Solve Physics Problem: Acceleration of Hoop Down Ramp

[RhysticGenesis]

Ok here is the problem A hollow spherical shell with mass 2.50kg rolls without slipping down a slope that makes an angle of 30.0 degrees with the horizontal.
> Find the acceleration a_cm of the center of mass of the spherical shell.
> Take the free-fall acceleration to be g=9.80m/s^2.
> I got 24.2068 but again I was wrong

- I though it was mgsin(theta) was it not?


> Find the frictional force acting on the spherical shell.
Im not sure but wouldn't it be coefficient of friction (which I do not know) times the normal force (which would be the answer to the above I think?)


Another problem is :
A circular hoop of mass m, radius r, and infinitesimal thickness rolls without slipping down a ramp inclined at an angle theta with the horizontal. View Figure
> http://session.masteringphysics.com/problemAsset/1010918/22/MAD_ia_2_v1.jpg
> What is the acceleration a of the center of the hoop?
> Express the acceleration in terms of physical constants and all or some of the quantities m, r, and theta.

and to be honest I have no clue whatsoever on how to do that problem :/ man I am beginning to hate physics I don't understand it at all

 

[Erienion]

Well, you know that the mass is 2.5 Kg, now find an equation to find I, the rotational inertia, given that all of the mass is in the spherical shell.

 

[thepatientmental]

For the first problem, you are on the right track with using the formula mgsin(theta) to find the acceleration of the center of mass. However, you also need to take into account the moment of inertia of the spherical shell, which will affect its acceleration down the ramp. The formula for the moment of inertia of a hollow spherical shell is I = 2/3 * mr^2. So the complete formula for the acceleration of the center of mass would be a_cm = (mgsin(theta)) / (m + 2/3 * mr^2). Plugging in the given values, the acceleration comes out to be approximately 4.9 m/s^2.

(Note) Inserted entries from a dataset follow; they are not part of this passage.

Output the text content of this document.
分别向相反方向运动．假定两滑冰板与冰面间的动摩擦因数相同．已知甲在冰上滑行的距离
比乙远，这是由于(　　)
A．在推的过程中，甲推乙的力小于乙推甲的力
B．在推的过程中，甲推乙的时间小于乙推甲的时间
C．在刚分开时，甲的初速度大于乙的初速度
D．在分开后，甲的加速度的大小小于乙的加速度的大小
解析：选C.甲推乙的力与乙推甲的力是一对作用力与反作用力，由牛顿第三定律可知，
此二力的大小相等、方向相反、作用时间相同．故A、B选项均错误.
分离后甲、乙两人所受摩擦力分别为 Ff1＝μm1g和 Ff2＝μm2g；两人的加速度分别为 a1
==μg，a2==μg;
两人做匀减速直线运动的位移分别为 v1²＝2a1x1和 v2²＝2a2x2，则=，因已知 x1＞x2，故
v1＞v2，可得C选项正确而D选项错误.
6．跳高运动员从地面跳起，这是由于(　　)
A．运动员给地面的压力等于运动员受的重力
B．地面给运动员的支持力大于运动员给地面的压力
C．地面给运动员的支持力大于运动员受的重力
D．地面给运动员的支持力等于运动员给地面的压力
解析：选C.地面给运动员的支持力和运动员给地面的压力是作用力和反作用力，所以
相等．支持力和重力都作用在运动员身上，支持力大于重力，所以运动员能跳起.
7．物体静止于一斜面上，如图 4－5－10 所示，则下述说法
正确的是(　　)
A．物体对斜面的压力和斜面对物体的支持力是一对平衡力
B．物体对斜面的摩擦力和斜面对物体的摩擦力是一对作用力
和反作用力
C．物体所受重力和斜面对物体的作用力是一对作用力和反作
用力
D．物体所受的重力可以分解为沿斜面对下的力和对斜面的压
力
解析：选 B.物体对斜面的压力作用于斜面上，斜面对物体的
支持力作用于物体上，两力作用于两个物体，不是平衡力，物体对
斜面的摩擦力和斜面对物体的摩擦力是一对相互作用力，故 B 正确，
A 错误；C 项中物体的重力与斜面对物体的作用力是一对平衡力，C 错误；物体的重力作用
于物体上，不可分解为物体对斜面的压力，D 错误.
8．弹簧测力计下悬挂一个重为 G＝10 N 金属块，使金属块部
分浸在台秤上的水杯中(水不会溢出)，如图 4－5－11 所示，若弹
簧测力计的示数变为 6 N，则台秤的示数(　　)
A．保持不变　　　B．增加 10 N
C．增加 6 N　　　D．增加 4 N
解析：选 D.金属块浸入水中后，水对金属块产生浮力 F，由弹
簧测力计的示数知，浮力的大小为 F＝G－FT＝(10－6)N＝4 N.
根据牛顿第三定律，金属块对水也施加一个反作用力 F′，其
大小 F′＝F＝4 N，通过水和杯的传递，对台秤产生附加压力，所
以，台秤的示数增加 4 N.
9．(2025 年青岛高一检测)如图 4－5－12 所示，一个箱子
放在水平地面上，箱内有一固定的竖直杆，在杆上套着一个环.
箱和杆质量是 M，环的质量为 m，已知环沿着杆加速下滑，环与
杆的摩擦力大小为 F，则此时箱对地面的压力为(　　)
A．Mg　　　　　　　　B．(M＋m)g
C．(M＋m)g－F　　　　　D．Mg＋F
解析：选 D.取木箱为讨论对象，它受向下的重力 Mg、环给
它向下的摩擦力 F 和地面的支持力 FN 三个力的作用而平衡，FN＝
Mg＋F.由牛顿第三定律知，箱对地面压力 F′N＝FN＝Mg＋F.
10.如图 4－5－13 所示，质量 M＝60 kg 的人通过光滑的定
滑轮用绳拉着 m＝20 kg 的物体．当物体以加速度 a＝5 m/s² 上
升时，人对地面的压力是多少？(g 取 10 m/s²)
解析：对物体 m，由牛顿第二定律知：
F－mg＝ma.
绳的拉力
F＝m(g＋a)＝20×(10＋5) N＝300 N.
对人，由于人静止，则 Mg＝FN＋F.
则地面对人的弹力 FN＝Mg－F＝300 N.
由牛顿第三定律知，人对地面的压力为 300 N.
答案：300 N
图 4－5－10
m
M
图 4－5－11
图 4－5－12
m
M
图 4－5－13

For the second problem, the key is to use the formula for rotational motion, which relates the angular acceleration (alpha) to the linear acceleration (a) and the radius (r). The formula is alpha = a/r. We can also use the formula for the moment of inertia of a hoop, which is I = mr^2. Combining these two formulas, we get alpha = a/r = (mgsin(theta)) / (mr^2). Rearranging this, we get a = (mgsin(theta)) / (mr). So the acceleration of the hoop down the ramp would depend on the mass, the gravitational acceleration, the angle of the ramp, and the radius of the hoop.